Chicken-Fried News: Courtroom infestation

click to enlarge Chicken-Fried News: Courtroom infestation
Ingvard Ashby

Bedbugs are notoriously hard to eliminate when an infestation becomes apparent. They can live for more than a year without food, during which time they can reproduce more than four generations of new pests. In order to clear an infestation, you have to kill every bedbug; that’s why most people just move or take out the trusty family flamethrower to escape their tiny clutches.

Hotel rooms and rental properties with deadbeat landlords aren’t the only places that are impacted by bedbugs. Last week, the Rogers County courthouse, which is just outside Tulsa, had to shut down for an entire day after a lawyer brought bedbugs inside a courtroom during a morning docket, according to Tulsa World.

Sheriff Scott Walton told the newspaper that when the lawyer laid his coat over some files, “bedbugs fell out” when he moved his coat.
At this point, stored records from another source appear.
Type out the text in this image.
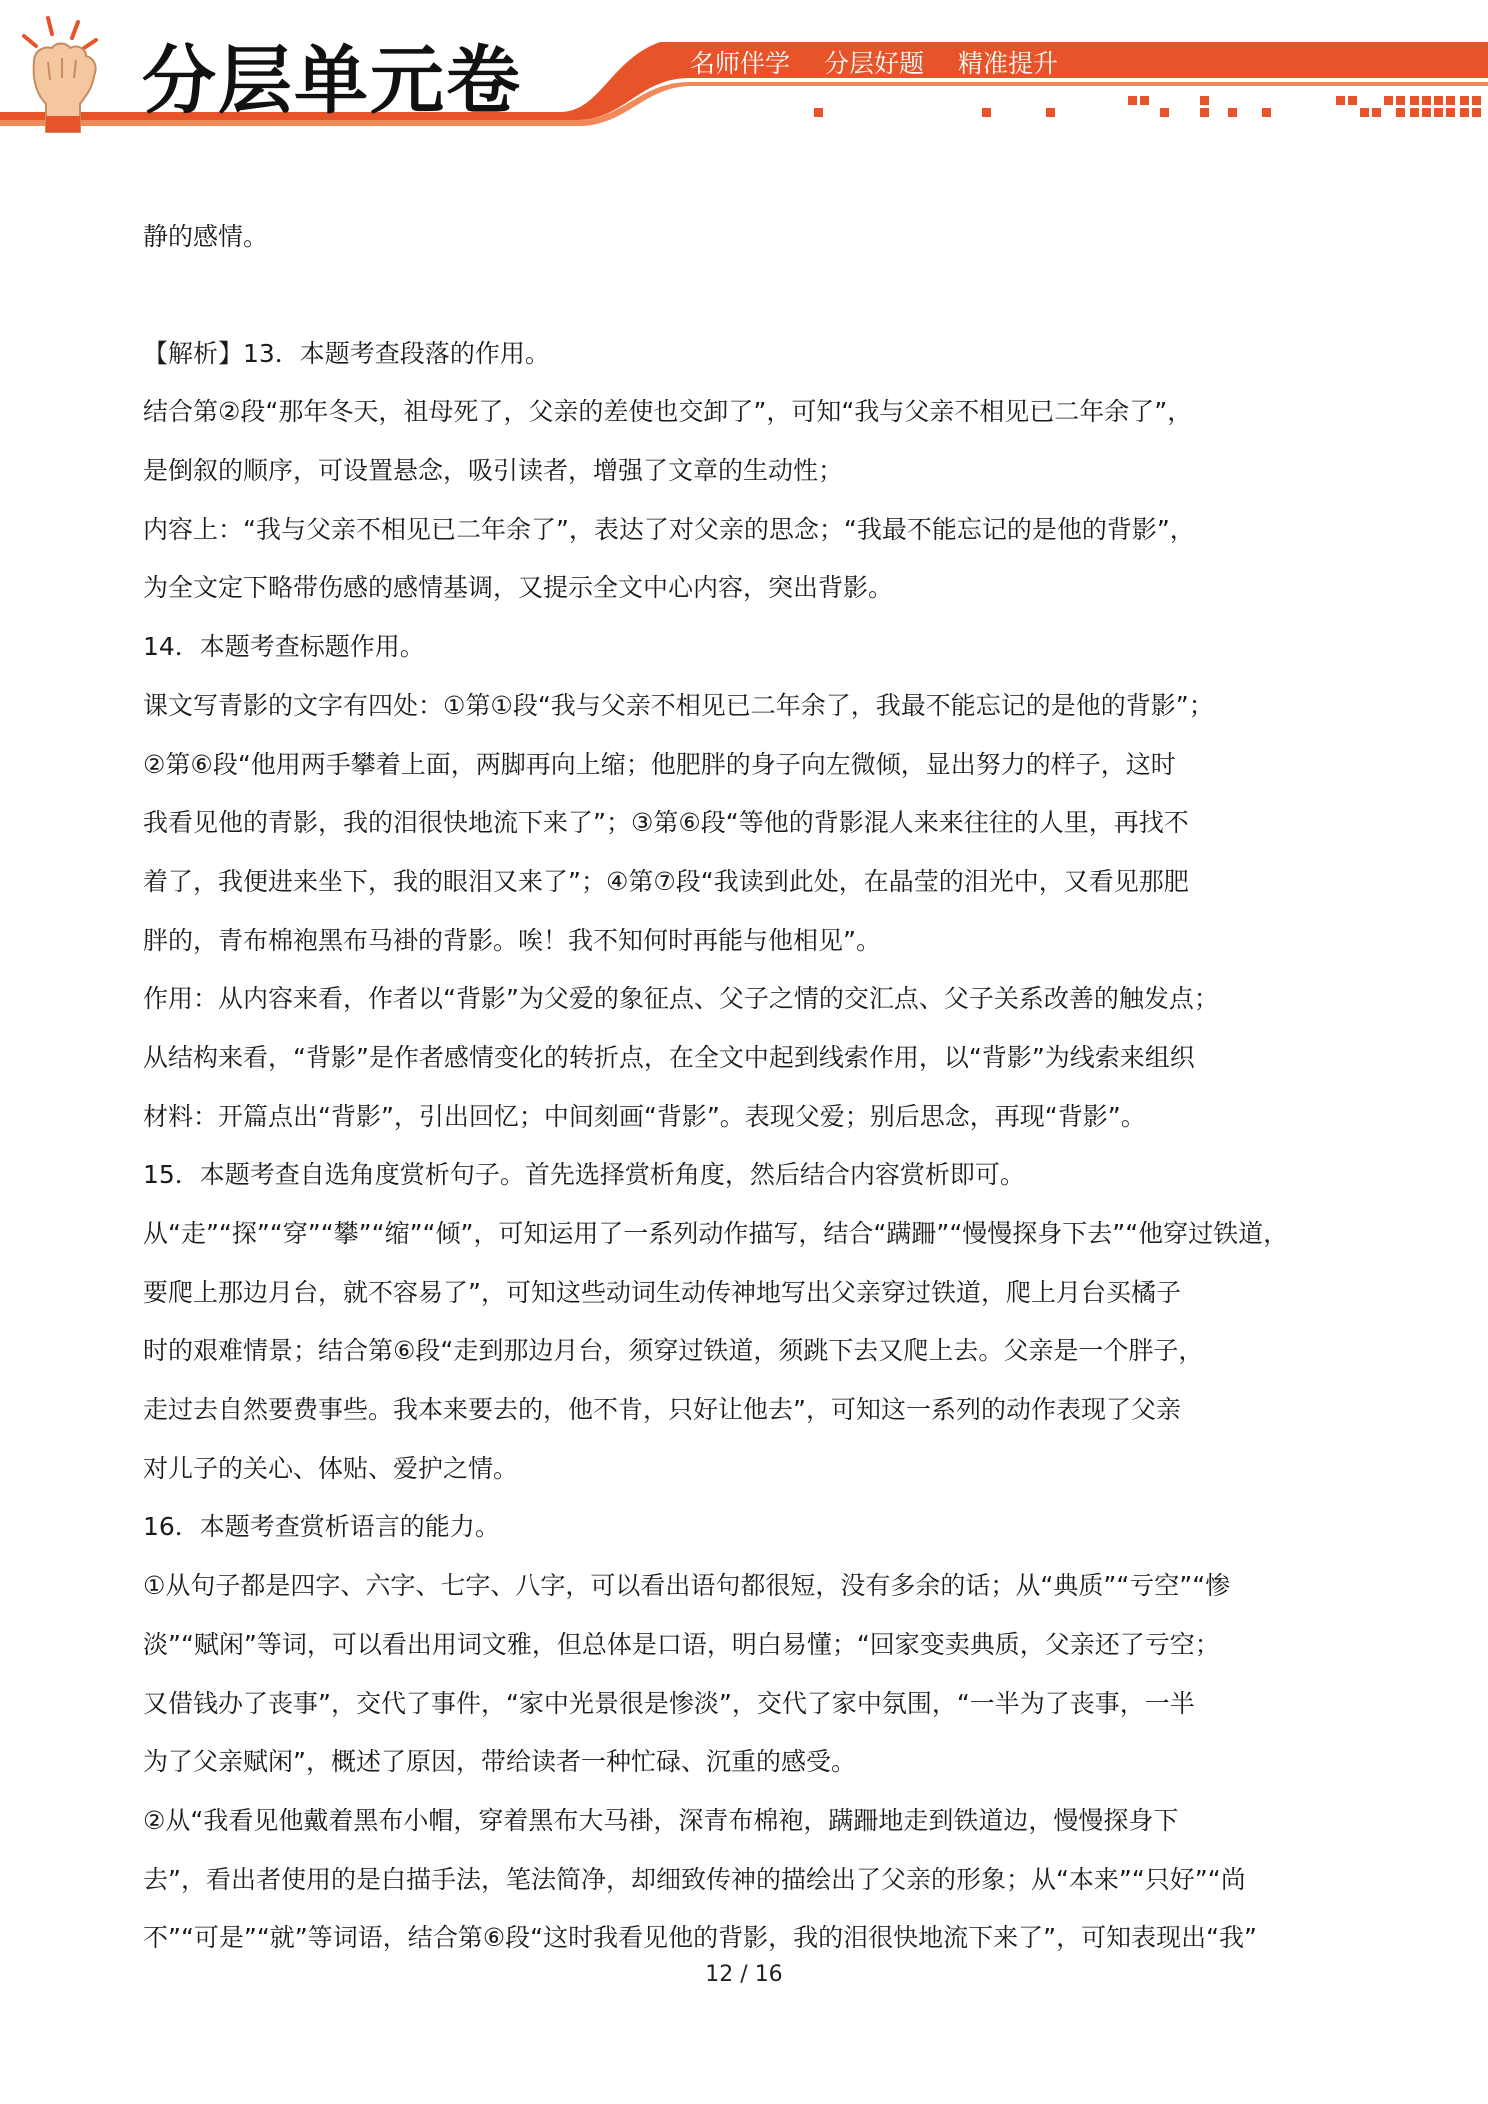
分层单元卷	名师伴学 分层好题 精准提升
静的感情。
【解析】13．本题考查段落的作用。
结合第②段“那年冬天，祖母死了，父亲的差使也交卸了”，可知“我与父亲不相见已二年余了”，
是倒叙的顺序，可设置悬念，吸引读者，增强了文章的生动性；
内容上：“我与父亲不相见已二年余了”，表达了对父亲的思念；“我最不能忘记的是他的背影”，
为全文定下略带伤感的感情基调，又提示全文中心内容，突出背影。
14．本题考查标题作用。
课文写青影的文字有四处：①第①段“我与父亲不相见已二年余了，我最不能忘记的是他的背影”；
②第⑥段“他用两手攀着上面，两脚再向上缩；他肥胖的身子向左微倾，显出努力的样子，这时
我看见他的青影，我的泪很快地流下来了”；③第⑥段“等他的背影混人来来往往的人里，再找不
着了，我便进来坐下，我的眼泪又来了”；④第⑦段“我读到此处，在晶莹的泪光中，又看见那肥
胖的，青布棉袍黑布马褂的背影。唉！我不知何时再能与他相见”。
作用：从内容来看，作者以“背影”为父爱的象征点、父子之情的交汇点、父子关系改善的触发点；
从结构来看，“背影”是作者感情变化的转折点，在全文中起到线索作用，以“背影”为线索来组织
材料：开篇点出“背影”，引出回忆；中间刻画“背影”。表现父爱；别后思念，再现“背影”。
15．本题考查自选角度赏析句子。首先选择赏析角度，然后结合内容赏析即可。
从“走”“探”“穿”“攀”“缩”“倾”，可知运用了一系列动作描写，结合“蹒跚”“慢慢探身下去”“他穿过铁道，
要爬上那边月台，就不容易了”，可知这些动词生动传神地写出父亲穿过铁道，爬上月台买橘子
时的艰难情景；结合第⑥段“走到那边月台，须穿过铁道，须跳下去又爬上去。父亲是一个胖子，
走过去自然要费事些。我本来要去的，他不肯，只好让他去”，可知这一系列的动作表现了父亲
对儿子的关心、体贴、爱护之情。
16．本题考查赏析语言的能力。
①从句子都是四字、六字、七字、八字，可以看出语句都很短，没有多余的话；从“典质”“亏空”“惨
淡”“赋闲”等词，可以看出用词文雅，但总体是口语，明白易懂；“回家变卖典质，父亲还了亏空；
又借钱办了丧事”，交代了事件，“家中光景很是惨淡”，交代了家中氛围，“一半为了丧事，一半
为了父亲赋闲”，概述了原因，带给读者一种忙碌、沉重的感受。
②从“我看见他戴着黑布小帽，穿着黑布大马褂，深青布棉袍，蹒跚地走到铁道边，慢慢探身下
去”，看出者使用的是白描手法，笔法简净，却细致传神的描绘出了父亲的形象；从“本来”“只好”“尚
不”“可是”“就”等词语，结合第⑥段“这时我看见他的背影，我的泪很快地流下来了”，可知表现出“我”
12 / 16
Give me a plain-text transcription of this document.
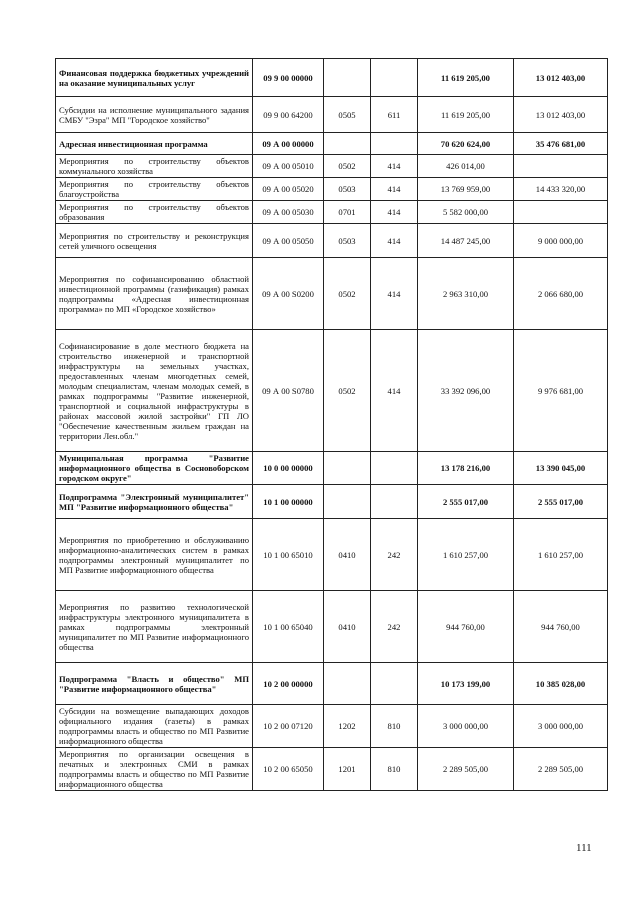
Финансовая поддержка бюджетных учреждений на оказание муниципальных услуг	09 9 00 00000			11 619 205,00	13 012 403,00
Субсидии на исполнение муниципального задания СМБУ "Эзра" МП "Городское хозяйство"	09 9 00 64200	0505	611	11 619 205,00	13 012 403,00
Адресная инвестиционная программа	09 А 00 00000			70 620 624,00	35 476 681,00
Мероприятия по строительству объектов коммунального хозяйства	09 А 00 05010	0502	414	426 014,00	
Мероприятия по строительству объектов благоустройства	09 А 00 05020	0503	414	13 769 959,00	14 433 320,00
Мероприятия по строительству объектов образования	09 А 00 05030	0701	414	5 582 000,00	
Мероприятия по строительству и реконструкция сетей уличного освещения	09 А 00 05050	0503	414	14 487 245,00	9 000 000,00
Мероприятия по софинансированию областной инвестиционной программы (газификация) рамках подпрограммы «Адресная инвестиционная программа» по МП «Городское хозяйство»	09 А 00 S0200	0502	414	2 963 310,00	2 066 680,00
Софинансирование в доле местного бюджета на строительство инженерной и транспортной инфраструктуры на земельных участках, предоставленных членам многодетных семей, молодым специалистам, членам молодых семей, в рамках подпрограммы "Развитие инженерной, транспортной и социальной инфраструктуры в районах массовой жилой застройки" ГП ЛО "Обеспечение качественным жильем граждан на территории Лен.обл."	09 А 00 S0780	0502	414	33 392 096,00	9 976 681,00
Муниципальная программа "Развитие информационного общества в Сосновоборском городском округе"	10 0 00 00000			13 178 216,00	13 390 045,00
Подпрограмма "Электронный муниципалитет" МП "Развитие информационного общества"	10 1 00 00000			2 555 017,00	2 555 017,00
Мероприятия по приобретению и обслуживанию информационно-аналитических систем в рамках подпрограммы электронный муниципалитет по МП Развитие информационного общества	10 1 00 65010	0410	242	1 610 257,00	1 610 257,00
Мероприятия по развитию технологической инфраструктуры электронного муниципалитета в рамках подпрограммы электронный муниципалитет по МП Развитие информационного общества	10 1 00 65040	0410	242	944 760,00	944 760,00
Подпрограмма "Власть и общество" МП "Развитие информационного общества"	10 2 00 00000			10 173 199,00	10 385 028,00
Субсидии на возмещение выпадающих доходов официального издания (газеты) в рамках подпрограммы власть и общество по МП Развитие информационного общества	10 2 00 07120	1202	810	3 000 000,00	3 000 000,00
Мероприятия по организации освещения в печатных и электронных СМИ в рамках подпрограммы власть и общество по МП Развитие информационного общества	10 2 00 65050	1201	810	2 289 505,00	2 289 505,00
111
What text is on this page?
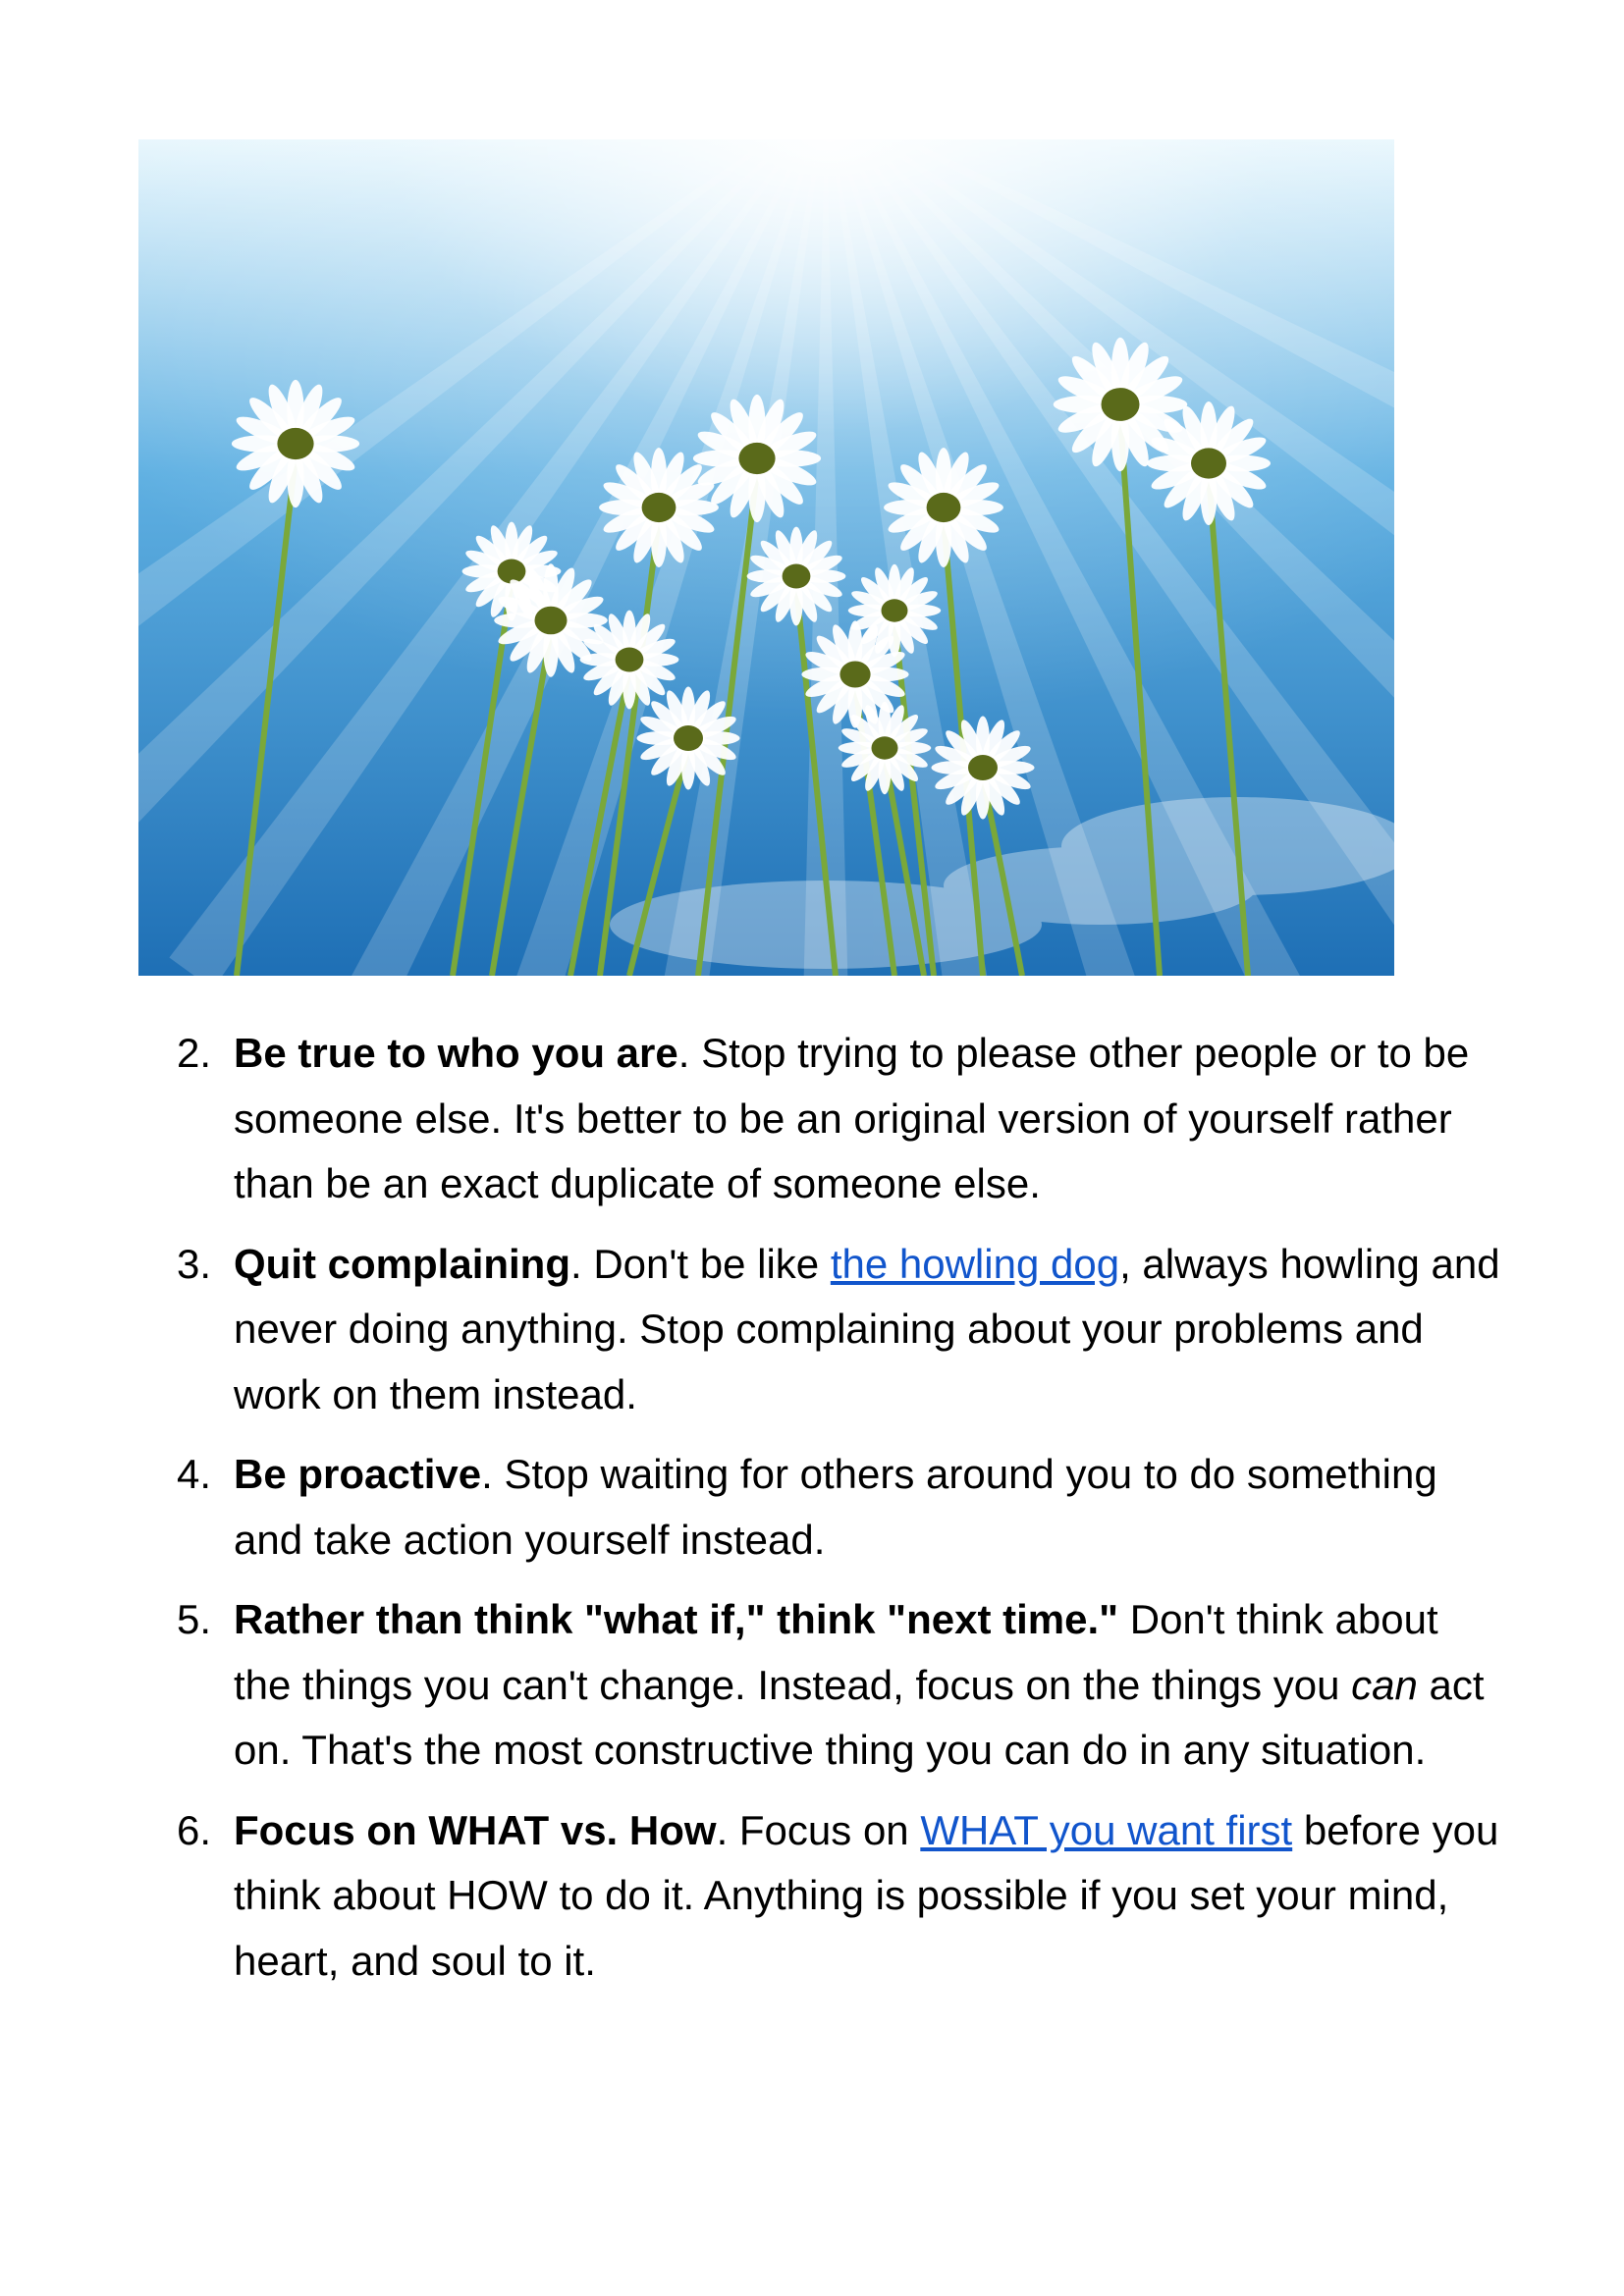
2. Be true to who you are. Stop trying to please other people or to be someone else. It's better to be an original version of yourself rather than be an exact duplicate of someone else.
3. Quit complaining. Don't be like the howling dog, always howling and never doing anything. Stop complaining about your problems and work on them instead.
4. Be proactive. Stop waiting for others around you to do something and take action yourself instead.
5. Rather than think "what if," think "next time." Don't think about the things you can't change. Instead, focus on the things you can act on. That's the most constructive thing you can do in any situation.
6. Focus on WHAT vs. How. Focus on WHAT you want first before you think about HOW to do it. Anything is possible if you set your mind, heart, and soul to it.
The courthouse was closed at noon and re-opened the next morning after exterminators were called the spray the area.

Despite a Facebook post from the courthouse describing a “confirmed case of bedbugs,” a county commissioner told Tulsa World that the pests were never actually confirmed.

That’s exactly the kind of statement Chicken-Fried News expects from an official who does not want to give an unprepared lawyer or scared defendant any ideas on how to delay their court date. It might be the next “call in a bomb threat” when a student didn’t properly study for a test. Can you imagine being on jury duty only to have it delayed another day by some bedbugs that might or might not have actually existed?

Either way, we applaud the county for taking caution, even if it likely meant some taxpayer money. It’s better than burning down the entire courthouse.